Sunday, January 17, 2010

Food For Thought



Okay, I'm old. Not ancient, mind you. Just been around the block a time too many to be called cute, innocent, bursting-on-the-scene, or any other youthful descriptor you might want to apply to a biomass of energy exposed to all the universal elements for over fifty years.

I shave, but jeez  all those little lines seem to be bunker trenches that follicles dive inside of to hide from the artillery blast of the electric razor, and then spring back after the scheduled shock-and-awe of the morning routine to stubble the whole face.

Problems are like those damn hair follicles, just when you think you've mowed them down for good they are back at you scratching your sweetie's face, or maybe some other sensitive areas of bliss, and ruining the whole night.

People and problems are inseparable. Some have a few more than others, but problems are an experience we all share. The biggest problems have always been our own, and were ones that close friends and family got to hear repeated on a frequent basis. What are friends and family for, after all? 

Our daily problems could include being short on cash for the rent, the car payment, credit cards, school supplies, a doctor's bill, drugs, or food. There might have been a relationship problem with a significant other, friend, coworker or family member to chew over regularly. We might fret over deadlines at school, or on the job, or stacked up work with no end in sight and these all heap themselves on the problem pile.

All of these were enough to keep the headache medicine business booming, but now when the macro problems of the credit markets, the job markets, unemployment, the housing crisis, the health care system, the education system, the never-ending wars at home and abroad, the energy crisis, global climate change, and with every-other-disaster-waiting-to-be-broadcast-into-your-home life today seems to be all about problems, which must be what all those anti-depressant scrips are all about.

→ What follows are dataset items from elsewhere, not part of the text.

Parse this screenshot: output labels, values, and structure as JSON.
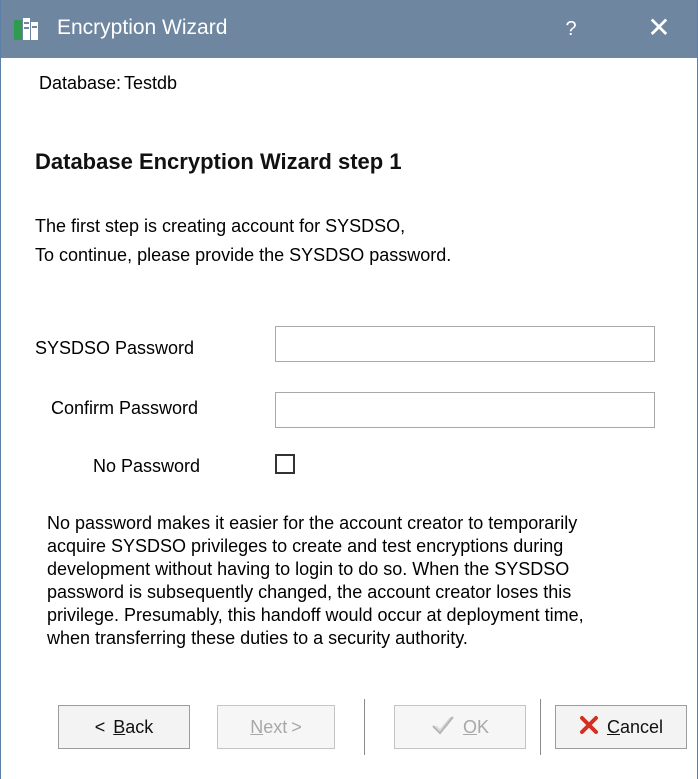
{
  "window": {
    "title": "Encryption Wizard",
    "help_label": "?",
    "close_label": "✕"
  },
  "database": {
    "label": "Database:",
    "name": "Testdb"
  },
  "step": {
    "heading": "Database Encryption Wizard step 1",
    "intro_line1": "The first step is creating account for SYSDSO,",
    "intro_line2": "To continue, please provide the SYSDSO password."
  },
  "form": {
    "sysdso_password_label": "SYSDSO Password",
    "sysdso_password_value": "",
    "confirm_password_label": "Confirm Password",
    "confirm_password_value": "",
    "no_password_label": "No Password",
    "no_password_checked": false
  },
  "note_lines": [
    "No password makes it easier for the account creator to temporarily",
    "acquire SYSDSO privileges to create and test encryptions during",
    "development without having to login to do so. When the SYSDSO",
    "password is subsequently changed, the account creator loses this",
    "privilege. Presumably, this handoff would occur at deployment time,",
    "when transferring these duties to a security authority."
  ],
  "buttons": {
    "back": {
      "arrow": "<",
      "mnemonic": "B",
      "rest": "ack",
      "enabled": true
    },
    "next": {
      "mnemonic": "N",
      "rest": "ext",
      "arrow": ">",
      "enabled": false
    },
    "ok": {
      "mnemonic": "O",
      "rest": "K",
      "enabled": false
    },
    "cancel": {
      "mnemonic": "C",
      "rest": "ancel",
      "enabled": true
    }
  },
  "colors": {
    "titlebar": "#6e86a0",
    "cancel_icon": "#d62e20"
  },
  "icons": {
    "app": "database-wizard-icon",
    "help": "help-icon",
    "close": "close-icon",
    "ok": "checkmark-icon",
    "cancel": "red-x-icon"
  }
}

Why can't we solve problems today? It feels like our petty little individual problems now seem like small droplets in the ocean of problem scum. The government today has no power over the forces that have made a ruin of the economy and our total society. We live under giant corporate rules where the decision makers are loyal not to people, not to governments, not to any religious or philosophical tenet but only to the word money. Money emerged these past three decades as the reigning theology for the world.

There is a fascinating documentary on the subject of corporations and this new religion, or fierce devotion to all things money.  The Corporation is a documentary of extraordinary breadth and intelligence, and is based on the book by Joel Bakan. The Corporation: The Pathological Pursuit of Profit and Power. It has a Who's who cast of major thinkers and protagonists that range from Milton Friedman to Michael Moore and every point of view in between. The DVD comes not only with the excellent documentary, but also includes on a second disc a fabulous interview collection with all the major people who spoke in the film.

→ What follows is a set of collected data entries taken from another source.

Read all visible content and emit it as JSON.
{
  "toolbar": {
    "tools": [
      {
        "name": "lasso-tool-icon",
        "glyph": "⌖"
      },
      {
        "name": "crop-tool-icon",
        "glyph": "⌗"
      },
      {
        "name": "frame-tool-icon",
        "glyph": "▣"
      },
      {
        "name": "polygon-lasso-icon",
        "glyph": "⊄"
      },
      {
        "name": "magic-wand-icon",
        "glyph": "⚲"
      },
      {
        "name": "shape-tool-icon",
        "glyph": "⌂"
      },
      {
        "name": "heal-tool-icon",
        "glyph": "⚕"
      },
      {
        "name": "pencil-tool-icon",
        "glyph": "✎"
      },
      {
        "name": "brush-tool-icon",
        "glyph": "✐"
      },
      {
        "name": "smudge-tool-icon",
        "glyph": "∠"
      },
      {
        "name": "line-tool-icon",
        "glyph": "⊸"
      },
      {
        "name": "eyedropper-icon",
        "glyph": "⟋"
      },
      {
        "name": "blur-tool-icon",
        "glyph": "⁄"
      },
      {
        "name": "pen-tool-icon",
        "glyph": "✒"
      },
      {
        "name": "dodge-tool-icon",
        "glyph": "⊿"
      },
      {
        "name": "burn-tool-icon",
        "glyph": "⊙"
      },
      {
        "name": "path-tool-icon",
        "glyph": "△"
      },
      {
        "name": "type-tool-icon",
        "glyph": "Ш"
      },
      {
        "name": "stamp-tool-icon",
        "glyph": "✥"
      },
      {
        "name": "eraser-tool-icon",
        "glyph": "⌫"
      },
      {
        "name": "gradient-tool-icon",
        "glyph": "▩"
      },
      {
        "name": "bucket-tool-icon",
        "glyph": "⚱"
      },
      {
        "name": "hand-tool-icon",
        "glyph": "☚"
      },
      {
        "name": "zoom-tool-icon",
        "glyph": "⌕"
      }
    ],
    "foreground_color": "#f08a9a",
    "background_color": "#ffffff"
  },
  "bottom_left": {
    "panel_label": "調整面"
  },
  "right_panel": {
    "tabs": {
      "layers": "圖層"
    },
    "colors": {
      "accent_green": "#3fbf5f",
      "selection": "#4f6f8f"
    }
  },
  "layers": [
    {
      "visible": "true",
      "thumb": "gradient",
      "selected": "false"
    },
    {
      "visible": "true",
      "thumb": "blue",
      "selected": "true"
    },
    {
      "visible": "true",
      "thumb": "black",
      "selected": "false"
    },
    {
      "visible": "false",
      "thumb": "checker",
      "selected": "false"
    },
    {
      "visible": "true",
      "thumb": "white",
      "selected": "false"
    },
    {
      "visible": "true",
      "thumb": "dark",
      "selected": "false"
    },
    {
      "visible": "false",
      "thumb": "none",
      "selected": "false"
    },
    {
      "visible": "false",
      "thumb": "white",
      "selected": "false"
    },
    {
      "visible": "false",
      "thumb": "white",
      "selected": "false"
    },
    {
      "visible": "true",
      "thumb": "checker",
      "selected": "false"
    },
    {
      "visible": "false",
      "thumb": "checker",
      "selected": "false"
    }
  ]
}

Problems need to be understood in order that we may solve them. We have been misled for too long on the nature of our biggest problem, and we must start to retake our culture and our rights back from those who truly have co-opted them under the guise of a legal system the people now cannot afford to participate in as advocates. What the big companies never told the world was that when they cut out the middlemen they cut  out most of  the people. The Corporation is truly essential viewing for anyone who seems perplexed by our rapid loss of personal liberty amid a dysfunctional and impotent set of governments.